The day long conference addressed the world wide phenomenon of the diminishing share of the financial sector assets and activities being provided by traditional deposit taking banks, which is of particular importance to the European Union, given Europe’s disproportionately large reliance on the banking sector for financing the real economy in comparison to other economies, in particular the United States, at a time where demographic, climatic, technological and geopolitical change all contribute to increasing the need for private sector financing.

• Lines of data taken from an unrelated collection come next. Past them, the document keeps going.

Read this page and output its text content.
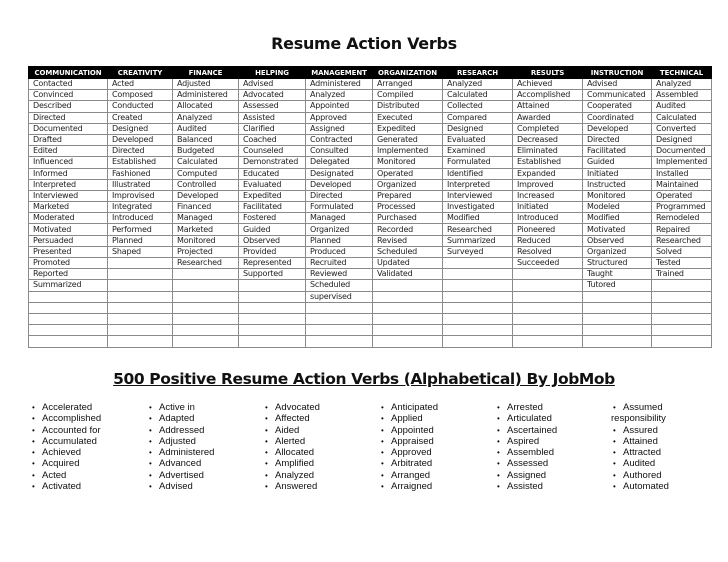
Resume Action Verbs
COMMUNICATION	CREATIVITY	FINANCE	HELPING	MANAGEMENT	ORGANIZATION	RESEARCH	RESULTS	INSTRUCTION	TECHNICAL
Contacted	Acted	Adjusted	Advised	Administered	Arranged	Analyzed	Achieved	Advised	Analyzed
Convinced	Composed	Administered	Advocated	Analyzed	Compiled	Calculated	Accomplished	Communicated	Assembled
Described	Conducted	Allocated	Assessed	Appointed	Distributed	Collected	Attained	Cooperated	Audited
Directed	Created	Analyzed	Assisted	Approved	Executed	Compared	Awarded	Coordinated	Calculated
Documented	Designed	Audited	Clarified	Assigned	Expedited	Designed	Completed	Developed	Converted
Drafted	Developed	Balanced	Coached	Contracted	Generated	Evaluated	Decreased	Directed	Designed
Edited	Directed	Budgeted	Counseled	Consulted	Implemented	Examined	Eliminated	Facilitated	Documented
Influenced	Established	Calculated	Demonstrated	Delegated	Monitored	Formulated	Established	Guided	Implemented
Informed	Fashioned	Computed	Educated	Designated	Operated	Identified	Expanded	Initiated	Installed
Interpreted	Illustrated	Controlled	Evaluated	Developed	Organized	Interpreted	Improved	Instructed	Maintained
Interviewed	Improvised	Developed	Expedited	Directed	Prepared	Interviewed	Increased	Monitored	Operated
Marketed	Integrated	Financed	Facilitated	Formulated	Processed	Investigated	Initiated	Modeled	Programmed
Moderated	Introduced	Managed	Fostered	Managed	Purchased	Modified	Introduced	Modified	Remodeled
Motivated	Performed	Marketed	Guided	Organized	Recorded	Researched	Pioneered	Motivated	Repaired
Persuaded	Planned	Monitored	Observed	Planned	Revised	Summarized	Reduced	Observed	Researched
Presented	Shaped	Projected	Provided	Produced	Scheduled	Surveyed	Resolved	Organized	Solved
Promoted		Researched	Represented	Recruited	Updated		Succeeded	Structured	Tested
Reported			Supported	Reviewed	Validated			Taught	Trained
Summarized				Scheduled				Tutored	
				supervised					

500 Positive Resume Action Verbs (Alphabetical) By JobMob
• Accelerated
• Accomplished
• Accounted for
• Accumulated
• Achieved
• Acquired
• Acted
• Activated
• Active in
• Adapted
• Addressed
• Adjusted
• Administered
• Advanced
• Advertised
• Advised
• Advocated
• Affected
• Aided
• Alerted
• Allocated
• Amplified
• Analyzed
• Answered
• Anticipated
• Applied
• Appointed
• Appraised
• Approved
• Arbitrated
• Arranged
• Arraigned
• Arrested
• Articulated
• Ascertained
• Aspired
• Assembled
• Assessed
• Assigned
• Assisted
• Assumed
responsibility
• Assured
• Attained
• Attracted
• Audited
• Authored
• Automated
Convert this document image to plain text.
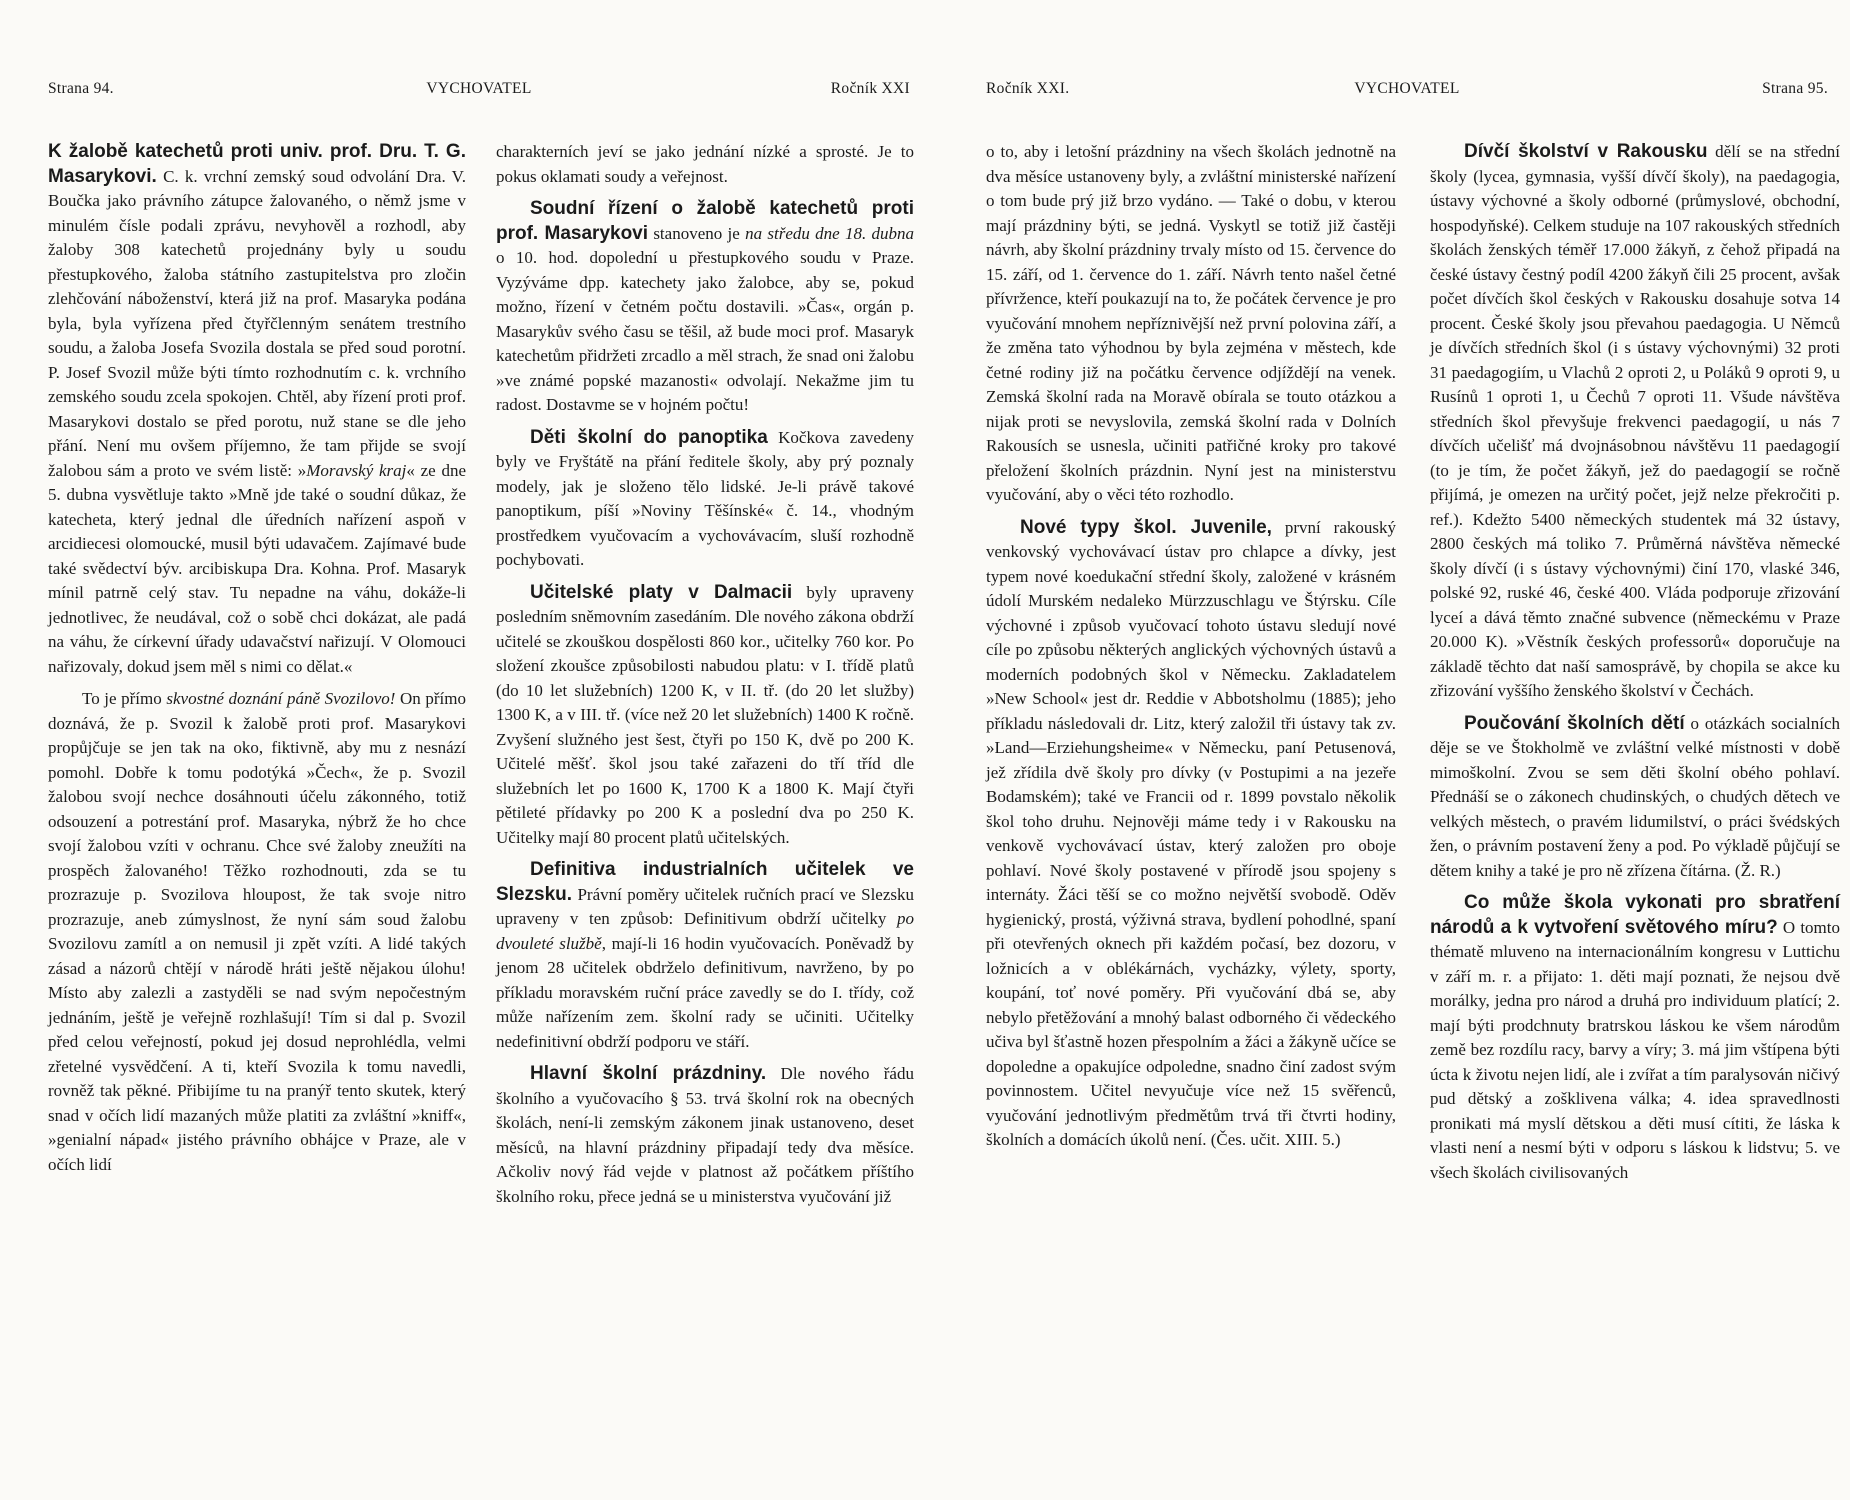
Strana 94.	VYCHOVATEL	Ročník XXI

K žalobě katechetů proti univ. prof. Dru. T. G. Masarykovi. C. k. vrchní zemský soud odvolání Dra. V. Boučka jako právního zátupce žalovaného, o němž jsme v minulém čísle podali zprávu, nevyhověl a rozhodl, aby žaloby 308 katechetů projednány byly u soudu přestupkového, žaloba státního zastupitelstva pro zločin zlehčování náboženství, která již na prof. Masaryka podána byla, byla vyřízena před čtyřčlenným senátem trestního soudu, a žaloba Josefa Svozila dostala se před soud porotní. P. Josef Svozil může býti tímto rozhodnutím c. k. vrchního zemského soudu zcela spokojen. Chtěl, aby řízení proti prof. Masarykovi dostalo se před porotu, nuž stane se dle jeho přání. Není mu ovšem příjemno, že tam přijde se svojí žalobou sám a proto ve svém listě: »Moravský kraj« ze dne 5. dubna vysvětluje takto »Mně jde také o soudní důkaz, že katecheta, který jednal dle úředních nařízení aspoň v arcidiecesi olomoucké, musil býti udavačem. Zajímavé bude také svědectví býv. arcibiskupa Dra. Kohna. Prof. Masaryk mínil patrně celý stav. Tu nepadne na váhu, dokáže-li jednotlivec, že neudával, což o sobě chci dokázat, ale padá na váhu, že církevní úřady udavačství nařizují. V Olomouci nařizovaly, dokud jsem měl s nimi co dělat.«

To je přímo skvostné doznání páně Svozilovo! On přímo doznává, že p. Svozil k žalobě proti prof. Masarykovi propůjčuje se jen tak na oko, fiktivně, aby mu z nesnází pomohl. Dobře k tomu podotýká »Čech«, že p. Svozil žalobou svojí nechce dosáhnouti účelu zákonného, totiž odsouzení a potrestání prof. Masaryka, nýbrž že ho chce svojí žalobou vzíti v ochranu. Chce své žaloby zneužíti na prospěch žalovaného! Těžko rozhodnouti, zda se tu prozrazuje p. Svozilova hloupost, že tak svoje nitro prozrazuje, aneb zúmyslnost, že nyní sám soud žalobu Svozilovu zamítl a on nemusil ji zpět vzíti. A lidé takých zásad a názorů chtějí v národě hráti ještě nějakou úlohu! Místo aby zalezli a zastyděli se nad svým nepočestným jednáním, ještě je veřejně rozhlašují! Tím si dal p. Svozil před celou veřejností, pokud jej dosud neprohlédla, velmi zřetelné vysvědčení. A ti, kteří Svozila k tomu navedli, rovněž tak pěkné. Přibijíme tu na pranýř tento skutek, který snad v očích lidí mazaných může platiti za zvláštní »kniff«, »genialní nápad« jistého právního obhájce v Praze, ale v očích lidí

charakterních jeví se jako jednání nízké a sprosté. Je to pokus oklamati soudy a veřejnost.

Soudní řízení o žalobě katechetů proti prof. Masarykovi stanoveno je na středu dne 18. dubna o 10. hod. dopolední u přestupkového soudu v Praze. Vyzýváme dpp. katechety jako žalobce, aby se, pokud možno, řízení v četném počtu dostavili. »Čas«, orgán p. Masarykův svého času se těšil, až bude moci prof. Masaryk katechetům přidržeti zrcadlo a měl strach, že snad oni žalobu »ve známé popské mazanosti« odvolají. Nekažme jim tu radost. Dostavme se v hojném počtu!

Děti školní do panoptika Kočkova zavedeny byly ve Fryštátě na přání ředitele školy, aby prý poznaly modely, jak je složeno tělo lidské. Je-li právě takové panoptikum, píší »Noviny Těšínské« č. 14., vhodným prostředkem vyučovacím a vychovávacím, sluší rozhodně pochybovati.

Učitelské platy v Dalmacii byly upraveny posledním sněmovním zasedáním. Dle nového zákona obdrží učitelé se zkouškou dospělosti 860 kor., učitelky 760 kor. Po složení zkoušce způsobilosti nabudou platu: v I. třídě platů (do 10 let služebních) 1200 K, v II. tř. (do 20 let služby) 1300 K, a v III. tř. (více než 20 let služebních) 1400 K ročně. Zvyšení služného jest šest, čtyři po 150 K, dvě po 200 K. Učitelé měšť. škol jsou také zařazeni do tří tříd dle služebních let po 1600 K, 1700 K a 1800 K. Mají čtyři pětileté přídavky po 200 K a poslední dva po 250 K. Učitelky mají 80 procent platů učitelských.

Definitiva industrialních učitelek ve Slezsku. Právní poměry učitelek ručních prací ve Slezsku upraveny v ten způsob: Definitivum obdrží učitelky po dvouleté službě, mají-li 16 hodin vyučovacích. Poněvadž by jenom 28 učitelek obdrželo definitivum, navrženo, by po příkladu moravském ruční práce zavedly se do I. třídy, což může nařízením zem. školní rady se učiniti. Učitelky nedefinitivní obdrží podporu ve stáří.

Hlavní školní prázdniny. Dle nového řádu školního a vyučovacího § 53. trvá školní rok na obecných školách, není-li zemským zákonem jinak ustanoveno, deset měsíců, na hlavní prázdniny připadají tedy dva měsíce. Ačkoliv nový řád vejde v platnost až počátkem příštího školního roku, přece jedná se u ministerstva vyučování již

Ročník XXI.	VYCHOVATEL	Strana 95.

o to, aby i letošní prázdniny na všech školách jednotně na dva měsíce ustanoveny byly, a zvláštní ministerské nařízení o tom bude prý již brzo vydáno. — Také o dobu, v kterou mají prázdniny býti, se jedná. Vyskytl se totiž již častěji návrh, aby školní prázdniny trvaly místo od 15. července do 15. září, od 1. července do 1. září. Návrh tento našel četné přívržence, kteří poukazují na to, že počátek července je pro vyučování mnohem nepříznivější než první polovina září, a že změna tato výhodnou by byla zejména v městech, kde četné rodiny již na počátku července odjíždějí na venek. Zemská školní rada na Moravě obírala se touto otázkou a nijak proti se nevyslovila, zemská školní rada v Dolních Rakousích se usnesla, učiniti patřičné kroky pro takové přeložení školních prázdnin. Nyní jest na ministerstvu vyučování, aby o věci této rozhodlo.

Nové typy škol. Juvenile, první rakouský venkovský vychovávací ústav pro chlapce a dívky, jest typem nové koedukační střední školy, založené v krásném údolí Murském nedaleko Mürzzuschlagu ve Štýrsku. Cíle výchovné i způsob vyučovací tohoto ústavu sledují nové cíle po způsobu některých anglických výchovných ústavů a moderních podobných škol v Německu. Zakladatelem »New School« jest dr. Reddie v Abbotsholmu (1885); jeho příkladu následovali dr. Litz, který založil tři ústavy tak zv. »Land—Erziehungsheime« v Německu, paní Petusenová, jež zřídila dvě školy pro dívky (v Postupimi a na jezeře Bodamském); také ve Francii od r. 1899 povstalo několik škol toho druhu. Nejnověji máme tedy i v Rakousku na venkově vychovávací ústav, který založen pro oboje pohlaví. Nové školy postavené v přírodě jsou spojeny s internáty. Žáci těší se co možno největší svobodě. Oděv hygienický, prostá, výživná strava, bydlení pohodlné, spaní při otevřených oknech při každém počasí, bez dozoru, v ložnicích a v oblékárnách, vycházky, výlety, sporty, koupání, toť nové poměry. Při vyučování dbá se, aby nebylo přetěžování a mnohý balast odborného či vědeckého učiva byl šťastně hozen přespolním a žáci a žákyně učíce se dopoledne a opakujíce odpoledne, snadno činí zadost svým povinnostem. Učitel nevyučuje více než 15 svěřenců, vyučování jednotlivým předmětům trvá tři čtvrti hodiny, školních a domácích úkolů není. (Čes. učit. XIII. 5.)

Dívčí školství v Rakousku dělí se na střední školy (lycea, gymnasia, vyšší dívčí školy), na paedagogia, ústavy výchovné a školy odborné (průmyslové, obchodní, hospodyňské). Celkem studuje na 107 rakouských středních školách ženských téměř 17.000 žákyň, z čehož připadá na české ústavy čestný podíl 4200 žákyň čili 25 procent, avšak počet dívčích škol českých v Rakousku dosahuje sotva 14 procent. České školy jsou převahou paedagogia. U Němců je dívčích středních škol (i s ústavy výchovnými) 32 proti 31 paedagogiím, u Vlachů 2 oproti 2, u Poláků 9 oproti 9, u Rusínů 1 oproti 1, u Čechů 7 oproti 11. Všude návštěva středních škol převyšuje frekvenci paedagogií, u nás 7 dívčích učelišť má dvojnásobnou návštěvu 11 paedagogií (to je tím, že počet žákyň, jež do paedagogií se ročně přijímá, je omezen na určitý počet, jejž nelze překročiti p. ref.). Kdežto 5400 německých studentek má 32 ústavy, 2800 českých má toliko 7. Průměrná návštěva německé školy dívčí (i s ústavy výchovnými) činí 170, vlaské 346, polské 92, ruské 46, české 400. Vláda podporuje zřizování lyceí a dává těmto značné subvence (německému v Praze 20.000 K). »Věstník českých professorů« doporučuje na základě těchto dat naší samosprávě, by chopila se akce ku zřizování vyššího ženského školství v Čechách.

Poučování školních dětí o otázkách socialních děje se ve Štokholmě ve zvláštní velké místnosti v době mimoškolní. Zvou se sem děti školní obého pohlaví. Přednáší se o zákonech chudinských, o chudých dětech ve velkých městech, o pravém lidumilství, o práci švédských žen, o právním postavení ženy a pod. Po výkladě půjčují se dětem knihy a také je pro ně zřízena čítárna. (Ž. R.)

Co může škola vykonati pro sbratření národů a k vytvoření světového míru? O tomto thématě mluveno na internacionálním kongresu v Luttichu v září m. r. a přijato: 1. děti mají poznati, že nejsou dvě morálky, jedna pro národ a druhá pro individuum platící; 2. mají býti prodchnuty bratrskou láskou ke všem národům země bez rozdílu racy, barvy a víry; 3. má jim vštípena býti úcta k životu nejen lidí, ale i zvířat a tím paralysován ničivý pud dětský a zošklivena válka; 4. idea spravedlnosti pronikati má myslí dětskou a děti musí cítiti, že láska k vlasti není a nesmí býti v odporu s láskou k lidstvu; 5. ve všech školách civilisovaných
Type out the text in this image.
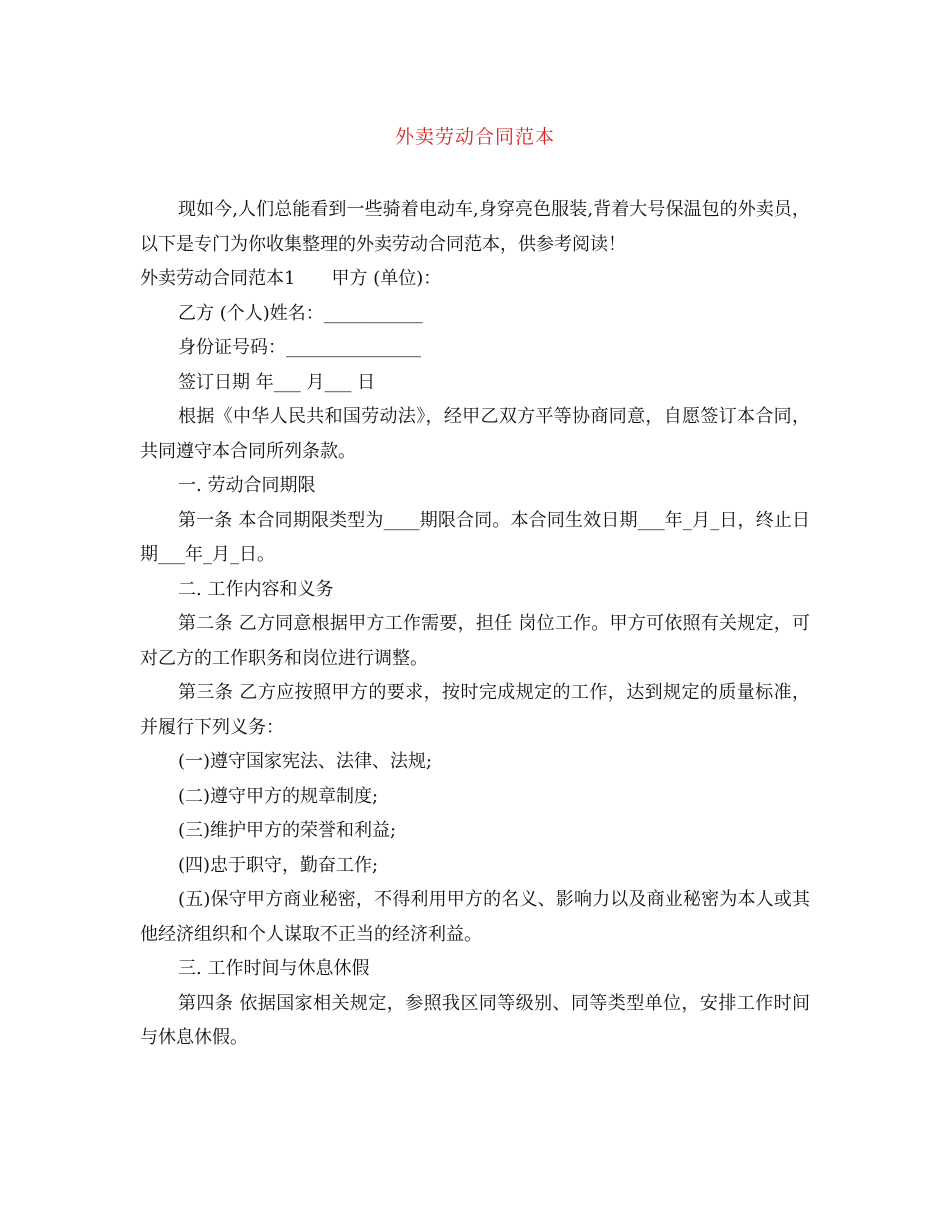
外卖劳动合同范本

现如今,人们总能看到一些骑着电动车,身穿亮色服装,背着大号保温包的外卖员，以下是专门为你收集整理的外卖劳动合同范本，供参考阅读！

外卖劳动合同范本1　　甲方 (单位)：

乙方 (个人)姓名：___________

身份证号码：_______________

签订日期 年___ 月___ 日

根据《中华人民共和国劳动法》，经甲乙双方平等协商同意，自愿签订本合同，共同遵守本合同所列条款。

一. 劳动合同期限

第一条 本合同期限类型为____期限合同。本合同生效日期___年_月_日，终止日期___年_月_日。

二. 工作内容和义务

第二条 乙方同意根据甲方工作需要，担任 岗位工作。甲方可依照有关规定，可对乙方的工作职务和岗位进行调整。

第三条 乙方应按照甲方的要求，按时完成规定的工作，达到规定的质量标准，并履行下列义务：

(一)遵守国家宪法、法律、法规;

(二)遵守甲方的规章制度;

(三)维护甲方的荣誉和利益;

(四)忠于职守，勤奋工作;

(五)保守甲方商业秘密，不得利用甲方的名义、影响力以及商业秘密为本人或其他经济组织和个人谋取不正当的经济利益。

三. 工作时间与休息休假

第四条 依据国家相关规定，参照我区同等级别、同等类型单位，安排工作时间与休息休假。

The program included a keynote address by 2024 Nobel Prize Winner in Economic Science, Professor Simon Johnson of MIT and a discussion on whether the European Union’s long deferred Capital Markets Union project might prove a game changer for the banking sector between Lord Jonathan Hill who, as EU Commissioner, initially proposed the CMU project ten years ago and Lorenzo Bini Smaghi, the current Chairman of the Board of Société Générale. There were separate panels which examined the factors most often cited as contributing to bank disintermediation, including competition from non-bank financial institutions, the effect of post-global financial crisis banking regulation, the possibility that retail central bank digital currencies might contribute to further bank disintermediation, as well as a panel which covered ongoing research into the possible consequences of bank disintermediation on the effectiveness of the transmission of central bank monetary policy. The conference delivered valuable and sometime surprising insights into each of these areas.